Lovely,
Hi! I failed on something. I'm behind on writing these to you. The business of life and the laziness of my own being has gotten back to me. I embraced this idea from the very beginning and it's hard for me to not know who you are. I pray for you daily. I pray for me daily. I pray for everybody daily. It's always broken. I start out writing to you after I do my devotions and then I could never finish. I shouldn't have any excuses. I'm a little bummed at myself. That's all.
Moving on to your loveliness! There's no doubt that you are lovely. You are so beautiful inside and out. I'm pretty sure you are. I am picky. Really. Often times I feel like I'll die alone. Only God knows what our future holds. I think it's well. I just have to be more positive. Like you are, whenever I look at you everything is alright. I want you to know that your beauty is beyond measure. My prayers right now is for God to keep a watch on you and for you to be blessed with goodness and happiness.

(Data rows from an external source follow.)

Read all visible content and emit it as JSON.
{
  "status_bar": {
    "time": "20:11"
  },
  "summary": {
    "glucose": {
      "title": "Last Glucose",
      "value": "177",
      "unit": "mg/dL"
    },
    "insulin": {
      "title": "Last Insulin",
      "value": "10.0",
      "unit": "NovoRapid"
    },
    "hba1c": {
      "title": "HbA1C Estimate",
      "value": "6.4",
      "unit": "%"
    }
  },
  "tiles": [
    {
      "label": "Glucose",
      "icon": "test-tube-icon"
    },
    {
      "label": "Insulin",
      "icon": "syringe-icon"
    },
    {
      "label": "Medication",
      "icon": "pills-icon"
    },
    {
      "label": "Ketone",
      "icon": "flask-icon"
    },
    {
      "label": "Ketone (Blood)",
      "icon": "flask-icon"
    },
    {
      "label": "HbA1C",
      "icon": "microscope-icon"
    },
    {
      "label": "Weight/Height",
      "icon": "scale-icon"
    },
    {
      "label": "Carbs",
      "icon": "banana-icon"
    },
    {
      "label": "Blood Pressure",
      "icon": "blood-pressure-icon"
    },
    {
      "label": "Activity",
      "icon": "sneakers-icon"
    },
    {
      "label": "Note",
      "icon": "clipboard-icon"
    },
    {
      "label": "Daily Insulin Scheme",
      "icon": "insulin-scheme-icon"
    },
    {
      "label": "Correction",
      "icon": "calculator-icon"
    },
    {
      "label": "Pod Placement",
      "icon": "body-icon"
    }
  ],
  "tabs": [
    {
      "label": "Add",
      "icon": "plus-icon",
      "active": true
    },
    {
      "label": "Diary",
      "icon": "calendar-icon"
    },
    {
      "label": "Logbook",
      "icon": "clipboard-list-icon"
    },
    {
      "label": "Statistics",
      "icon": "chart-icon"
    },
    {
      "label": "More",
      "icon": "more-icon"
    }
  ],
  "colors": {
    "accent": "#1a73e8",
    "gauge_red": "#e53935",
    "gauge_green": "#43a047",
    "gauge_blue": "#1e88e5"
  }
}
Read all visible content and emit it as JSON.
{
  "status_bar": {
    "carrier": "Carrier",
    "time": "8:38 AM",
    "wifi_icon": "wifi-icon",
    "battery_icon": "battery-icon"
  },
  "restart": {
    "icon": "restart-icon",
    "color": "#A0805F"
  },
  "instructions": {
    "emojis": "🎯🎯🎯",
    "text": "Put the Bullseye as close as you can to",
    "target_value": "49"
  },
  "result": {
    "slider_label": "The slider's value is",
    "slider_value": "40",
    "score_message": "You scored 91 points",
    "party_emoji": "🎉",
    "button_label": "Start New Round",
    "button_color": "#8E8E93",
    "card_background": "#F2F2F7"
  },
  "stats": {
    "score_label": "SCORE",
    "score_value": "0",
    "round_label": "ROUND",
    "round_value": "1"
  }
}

Everyday something is changing. Change is good. I'm definitely transforming and becoming more aware of what I'm dealing with and what I'm suppose to do in my life. This journey isn't easy, but I'm enjoying every bit of it. I hope you are becoming the woman that God has desired for you. And as we do so, our desire has, is and should be God. I want to you to know that in times of grayness and times of headaches that we are going to go through it together and I'll try to make this journey as comfortable as possible for you.
Three more days of writings to you.. I'm sure these letters won't be the end. My days are weird and my brain is always tired. I love you!